Issue #1 - What Happened at Sinai
"And when the voice of the shofar sounded long, and became louder and louder, Moses spoke, and God answered him by a voice" (Exodus 19:19)
- What actually was said at Mount Sinai? The answer is not obvious, either in the text or in the writings of later commentators. What answer makes sense to modern Jews? Is that a question we can ever answer unequivocally?
- Professor Arthur Green, in his book Seek My Face: A Jewish Mystical Theology, writes, "Jewish tradition contains both maximalist and minimalist views on this key question. The Bible's claim in this regard is fairly obvious, 'Y-H-W-H spoke all these words, saying' is followed by the Ten Commandments. But some of the early rabbis expand this claim vastly and include the entire Torah within the scope of revelation at the moment of Sinai. - Their later followers expanded the claim even further, insisting that the Oral Torah (including Mishnah and Talmud) was from Sinai as well. The next expansion of this position was given voice in a saying attributed to Rabbi Joshua ben Levi: 'Everything a faithful student is ever to say was already given to Moses at Sinai.' - The final maximalist view is that of the Zohar, 'There is nothing that has not been hinted at in the Torah'" (p. 110-111). Taken at face value, this position says that every lesson taking place at every Hebrew school, day school and adult education class was given at Mount Sinai. Is there any way that we moderns can make sense of this maximalist position?

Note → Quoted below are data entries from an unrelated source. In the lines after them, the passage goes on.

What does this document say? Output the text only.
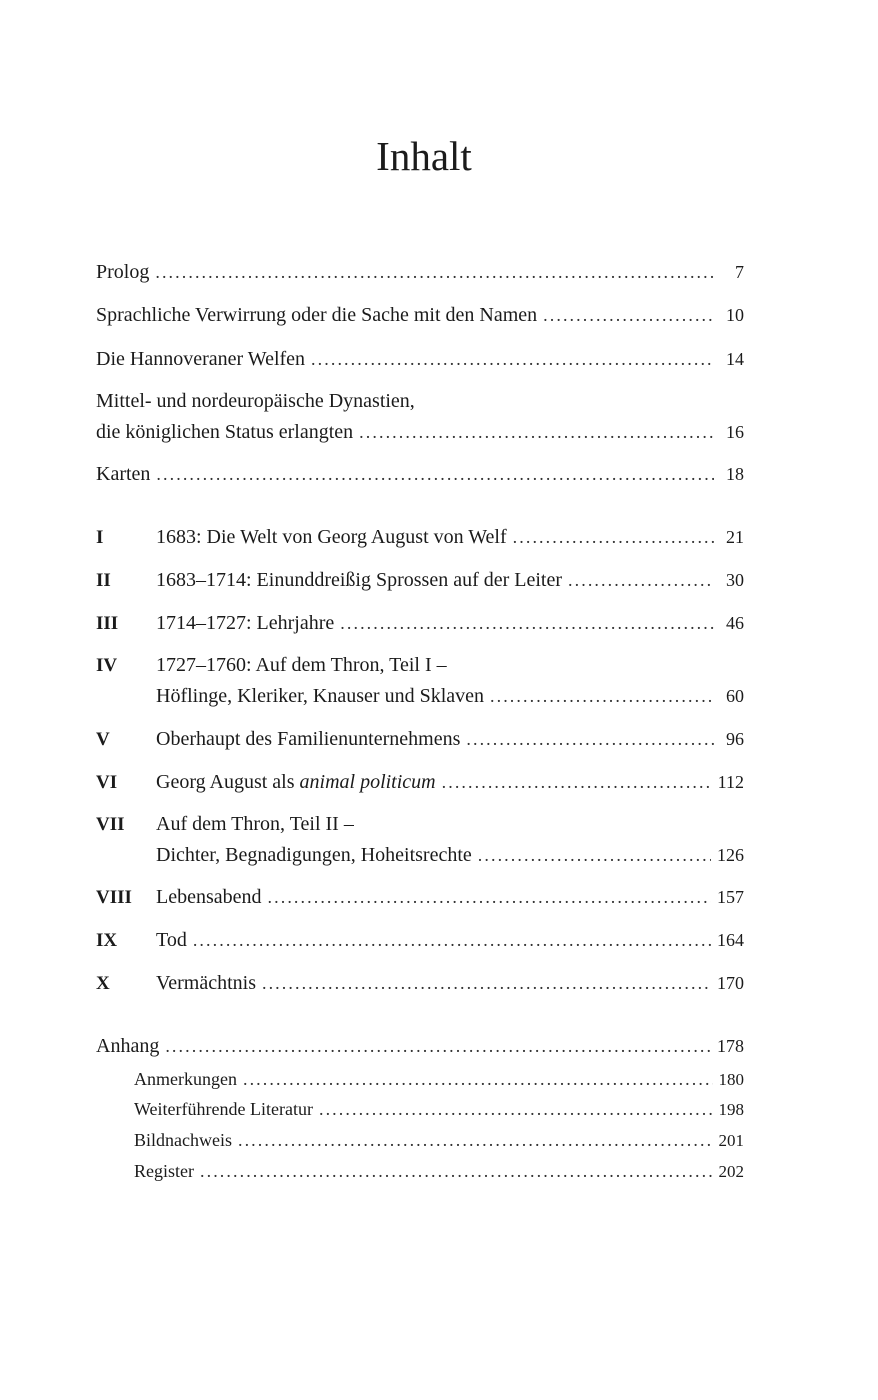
Inhalt
Prolog . . .	7
Sprachliche Verwirrung oder die Sache mit den Namen . . .	10
Die Hannoveraner Welfen . . .	14
Mittel- und nordeuropäische Dynastien,
die königlichen Status erlangten . . .	16
Karten . . .	18
I	1683: Die Welt von Georg August von Welf . . .	21
II	1683–1714: Einunddreißig Sprossen auf der Leiter . . .	30
III	1714–1727: Lehrjahre . . .	46
IV 1727–1760: Auf dem Thron, Teil I –
Höflinge, Kleriker, Knauser und Sklaven . . .	60
V	Oberhaupt des Familienunternehmens . . .	96
VI	Georg August als animal politicum . . .	112
VII Auf dem Thron, Teil II –
Dichter, Begnadigungen, Hoheitsrechte . . .	126
VIII	Lebensabend . . .	157
IX	Tod . . .	164
X	Vermächtnis . . .	170
Anhang . . .	178
Anmerkungen . . .	180
Weiterführende Literatur . . .	198
Bildnachweis . . .	201
Register . . .	202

- The minimalist position says that only the first two commandments were given directly by God. (Those are the commandments in which God speaks in the first person.) The rest came from Moses. Green continues, "The philosopher Franz Rosenzweig apparently at one point considered a more restricted formulation, whether God had spoken even the first word of the commandments ('I am'). All the rest is Israel's commentary, elaboration, and response to the interaction with God. Another radically minimalist view is to be found in the teachings of a Hasidic master. This view has God speaking only the first letter of the first word anochi (I). That letter, aleph, is by itself silent" (p. 111-112). This view suggests, therefore, that even the Torah itself cannot be seen as the direct word of God. Is there any way that we moderns can make sense of this minimalist position?
Issue #2 - Adultery
"You shall not commit adultery" (Exodus 20:13)
- The seventh commandment forbids adultery. But the original commandment, understood in the context of its time, just prohibited a married woman from having relations with a man not her husband. There was no parallel prohibition preventing a married man from having relations with an unmarried woman not his wife. In biblical times, a man could take more than one wife or a wife and a concubine. Is this fair? There was a double standard. How far did the rabbis go in removing it? In the time of the Torah, if a man suspected his wife of committing adultery, even without witnesses or other proof, he could put her through an ordeal, drinking bitter waters (the laws of Sotah). If she was guilty, certain painful physical symptoms developed, not unlike a spontaneous abortion. Only when the number of adulterers increased did Rabbi Yochanan ben Zakki outlaw the ordeal of the bitter waters (Sotah 9:9). This is one of the first times the rabbis ruled, in effect, that what's good for the goose is good for the gander. Men who are unfaithful cannot accuse their wives of being unfaithful.
- Why was the Torah so much stricter with women than men? Could the core of the issue have been because of a concern about paternity? This remains a controversial issue. Today, some say fidelity and monogamy are not for everyone. For example, in her book Standing Again at Sinai feminist theologian Judith Plaskow writes that marriage is "the decision of two adults -- any two adults -- to make their lives together, lives that include the sharing of sexuality. In doing so, nobody possesses their partner's sexuality. On the contrary, our sexuality is a fundamental part of our spiritual self. Different couples would define their sexual responsibilities in different ways, with monogamy being but one choice in a menu of possibilities. The only requirements are 'honesty, responsibility, and respect'" (p.200). Can Judaism accept such a radical idea?